Quando al cinema avevano paura dei treni
Il cinema fa sempre il suo effetto, c’è poco da dire. Agli inizi faceva scappare la gente dai teatri perché si pensava che un treno potesse davvero arrivare a sfondare le pareti e uccidere tutti – questo almeno è il racconto leggendario legato a “L’arrivo di un treno alla stazione di La Ciotat” dei fratelli Lumière. Per analogia posso raccontare come è stato veder morire al cinema una delle persone più care.
L’ultimo film di Ivano de Matteo, “I nostri ragazzi”, ruota attorno all’uccisione di un personaggio da parte di due ragazzini. Il personaggio è Viviane Nicolai che conosco da una decina d’anni e che piano piano, dopo un percorso teatrale, si sta affacciando al cinema. La cosa più terribile è che Viviane nel film mantiene il suo nome ed il suo bilinguismo italo-francese. La ammazzano brutalmente e io rabbrividisco. Ai titoli di coda mi alzo subito e afferro il cellulare: sei stata bravissima Viviane, però che angoscia, le dico. E poi avrei voluto aggiungere: ma stai bene? Sei serena? Sicura che è tutto okay?

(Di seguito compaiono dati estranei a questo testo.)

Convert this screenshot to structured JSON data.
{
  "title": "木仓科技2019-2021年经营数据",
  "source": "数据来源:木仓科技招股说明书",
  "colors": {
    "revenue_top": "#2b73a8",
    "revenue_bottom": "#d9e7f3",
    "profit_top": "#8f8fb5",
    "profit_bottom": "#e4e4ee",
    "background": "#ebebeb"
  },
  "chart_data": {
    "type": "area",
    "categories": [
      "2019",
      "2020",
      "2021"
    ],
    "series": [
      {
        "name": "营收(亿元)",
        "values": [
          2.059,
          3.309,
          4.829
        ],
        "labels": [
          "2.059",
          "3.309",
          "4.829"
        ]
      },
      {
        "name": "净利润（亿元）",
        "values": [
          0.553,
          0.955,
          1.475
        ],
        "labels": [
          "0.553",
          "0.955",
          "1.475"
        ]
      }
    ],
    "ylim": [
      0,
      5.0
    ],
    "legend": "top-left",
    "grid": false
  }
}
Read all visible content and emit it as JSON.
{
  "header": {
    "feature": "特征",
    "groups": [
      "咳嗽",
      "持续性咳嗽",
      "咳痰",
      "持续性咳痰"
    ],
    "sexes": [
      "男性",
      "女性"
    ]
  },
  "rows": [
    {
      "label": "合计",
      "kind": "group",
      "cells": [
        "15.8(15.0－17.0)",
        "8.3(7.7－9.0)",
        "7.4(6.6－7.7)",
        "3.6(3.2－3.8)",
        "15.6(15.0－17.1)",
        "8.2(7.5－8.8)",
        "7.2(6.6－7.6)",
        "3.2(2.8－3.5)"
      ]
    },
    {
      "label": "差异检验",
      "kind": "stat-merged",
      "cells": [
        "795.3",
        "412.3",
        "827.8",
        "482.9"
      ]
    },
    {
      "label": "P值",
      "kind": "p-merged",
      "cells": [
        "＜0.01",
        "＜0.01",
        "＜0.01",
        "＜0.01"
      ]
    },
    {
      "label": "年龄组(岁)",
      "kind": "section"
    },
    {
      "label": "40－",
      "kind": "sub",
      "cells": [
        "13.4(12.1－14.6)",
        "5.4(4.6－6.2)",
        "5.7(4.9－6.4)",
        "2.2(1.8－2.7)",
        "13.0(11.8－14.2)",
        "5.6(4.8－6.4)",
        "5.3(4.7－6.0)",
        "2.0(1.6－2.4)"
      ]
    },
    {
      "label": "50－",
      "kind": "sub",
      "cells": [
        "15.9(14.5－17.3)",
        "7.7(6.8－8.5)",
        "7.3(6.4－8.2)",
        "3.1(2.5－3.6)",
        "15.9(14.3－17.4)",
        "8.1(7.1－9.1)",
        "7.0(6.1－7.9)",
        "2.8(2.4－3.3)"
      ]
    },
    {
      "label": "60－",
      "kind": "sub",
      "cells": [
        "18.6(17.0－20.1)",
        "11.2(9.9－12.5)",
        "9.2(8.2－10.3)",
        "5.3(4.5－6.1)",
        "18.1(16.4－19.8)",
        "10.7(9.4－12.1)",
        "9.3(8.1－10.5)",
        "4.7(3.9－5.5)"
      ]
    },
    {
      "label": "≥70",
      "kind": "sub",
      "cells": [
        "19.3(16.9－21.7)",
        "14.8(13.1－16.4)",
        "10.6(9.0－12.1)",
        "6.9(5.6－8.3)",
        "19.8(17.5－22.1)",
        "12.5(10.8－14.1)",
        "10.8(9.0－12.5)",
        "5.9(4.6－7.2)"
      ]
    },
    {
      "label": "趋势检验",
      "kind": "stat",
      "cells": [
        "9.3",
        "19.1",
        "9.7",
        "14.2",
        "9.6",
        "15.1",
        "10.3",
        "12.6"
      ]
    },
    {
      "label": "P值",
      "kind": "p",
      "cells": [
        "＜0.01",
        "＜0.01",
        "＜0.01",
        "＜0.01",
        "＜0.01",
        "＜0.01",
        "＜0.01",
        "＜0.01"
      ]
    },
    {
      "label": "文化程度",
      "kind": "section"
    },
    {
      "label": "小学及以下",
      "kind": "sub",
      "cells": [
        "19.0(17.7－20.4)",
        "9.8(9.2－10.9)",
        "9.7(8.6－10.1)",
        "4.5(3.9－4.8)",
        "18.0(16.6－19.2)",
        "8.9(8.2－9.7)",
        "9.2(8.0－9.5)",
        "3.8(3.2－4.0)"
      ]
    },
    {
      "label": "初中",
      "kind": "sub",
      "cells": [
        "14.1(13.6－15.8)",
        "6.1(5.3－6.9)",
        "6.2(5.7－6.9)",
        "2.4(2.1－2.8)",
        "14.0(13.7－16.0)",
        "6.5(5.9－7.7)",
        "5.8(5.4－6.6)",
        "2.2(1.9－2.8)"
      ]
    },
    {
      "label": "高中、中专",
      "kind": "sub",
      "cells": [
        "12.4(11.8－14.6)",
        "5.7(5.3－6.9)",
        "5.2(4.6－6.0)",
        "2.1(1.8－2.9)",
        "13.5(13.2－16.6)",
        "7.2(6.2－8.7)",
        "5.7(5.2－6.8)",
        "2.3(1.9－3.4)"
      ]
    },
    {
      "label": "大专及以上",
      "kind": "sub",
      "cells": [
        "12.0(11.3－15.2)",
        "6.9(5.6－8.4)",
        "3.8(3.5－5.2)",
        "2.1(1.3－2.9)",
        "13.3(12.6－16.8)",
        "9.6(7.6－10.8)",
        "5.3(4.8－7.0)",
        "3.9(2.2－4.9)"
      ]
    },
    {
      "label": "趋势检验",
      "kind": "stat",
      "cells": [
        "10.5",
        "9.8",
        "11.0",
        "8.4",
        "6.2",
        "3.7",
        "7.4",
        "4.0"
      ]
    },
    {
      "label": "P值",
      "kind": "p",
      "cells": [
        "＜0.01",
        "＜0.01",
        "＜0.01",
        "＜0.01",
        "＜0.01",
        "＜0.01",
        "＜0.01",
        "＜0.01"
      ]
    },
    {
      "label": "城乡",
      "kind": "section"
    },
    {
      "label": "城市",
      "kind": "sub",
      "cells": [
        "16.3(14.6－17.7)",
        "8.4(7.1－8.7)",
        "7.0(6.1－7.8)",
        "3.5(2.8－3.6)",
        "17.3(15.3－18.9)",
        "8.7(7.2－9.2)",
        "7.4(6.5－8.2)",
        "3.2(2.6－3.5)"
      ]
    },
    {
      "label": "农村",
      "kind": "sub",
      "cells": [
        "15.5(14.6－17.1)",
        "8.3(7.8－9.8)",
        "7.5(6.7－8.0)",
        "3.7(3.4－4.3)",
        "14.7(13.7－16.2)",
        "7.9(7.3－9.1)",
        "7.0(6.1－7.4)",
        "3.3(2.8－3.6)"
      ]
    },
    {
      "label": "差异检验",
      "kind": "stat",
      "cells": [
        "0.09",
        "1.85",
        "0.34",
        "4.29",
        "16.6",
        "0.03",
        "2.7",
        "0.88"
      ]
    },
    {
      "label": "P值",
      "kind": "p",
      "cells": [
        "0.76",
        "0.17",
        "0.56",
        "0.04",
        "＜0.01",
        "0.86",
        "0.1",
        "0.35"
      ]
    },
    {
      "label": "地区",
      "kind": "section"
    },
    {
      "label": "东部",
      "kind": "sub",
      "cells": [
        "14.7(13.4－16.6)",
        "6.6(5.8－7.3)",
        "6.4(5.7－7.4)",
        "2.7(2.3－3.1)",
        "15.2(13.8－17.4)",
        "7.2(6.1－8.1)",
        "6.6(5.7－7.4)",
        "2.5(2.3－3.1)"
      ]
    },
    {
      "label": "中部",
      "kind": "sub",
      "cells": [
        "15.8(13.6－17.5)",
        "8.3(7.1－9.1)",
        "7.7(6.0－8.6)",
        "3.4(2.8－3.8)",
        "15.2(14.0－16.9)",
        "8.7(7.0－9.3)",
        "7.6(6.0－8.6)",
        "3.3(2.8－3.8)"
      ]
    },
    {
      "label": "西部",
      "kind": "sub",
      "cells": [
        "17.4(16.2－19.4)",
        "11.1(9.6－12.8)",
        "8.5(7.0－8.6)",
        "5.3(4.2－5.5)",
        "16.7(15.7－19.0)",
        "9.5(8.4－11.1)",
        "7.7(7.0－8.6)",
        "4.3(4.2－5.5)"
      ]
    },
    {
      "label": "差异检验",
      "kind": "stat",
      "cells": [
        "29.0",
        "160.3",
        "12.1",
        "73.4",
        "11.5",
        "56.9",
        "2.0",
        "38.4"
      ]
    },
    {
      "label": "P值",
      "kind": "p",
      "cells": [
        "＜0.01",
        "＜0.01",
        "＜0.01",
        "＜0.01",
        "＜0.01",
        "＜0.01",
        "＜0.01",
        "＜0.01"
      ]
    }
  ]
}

Ma era solo un film, Viviane la immagino bere una birra da sola o in compagnia mentre brinda al successo cinematografico. E’ solo un film, dico allora a me stessa, è come il treno in sala che non uccideva nessuno perché era solo la proiezione di una finzione, è soltanto una ripresa cinematografica – vado a brindare anche io.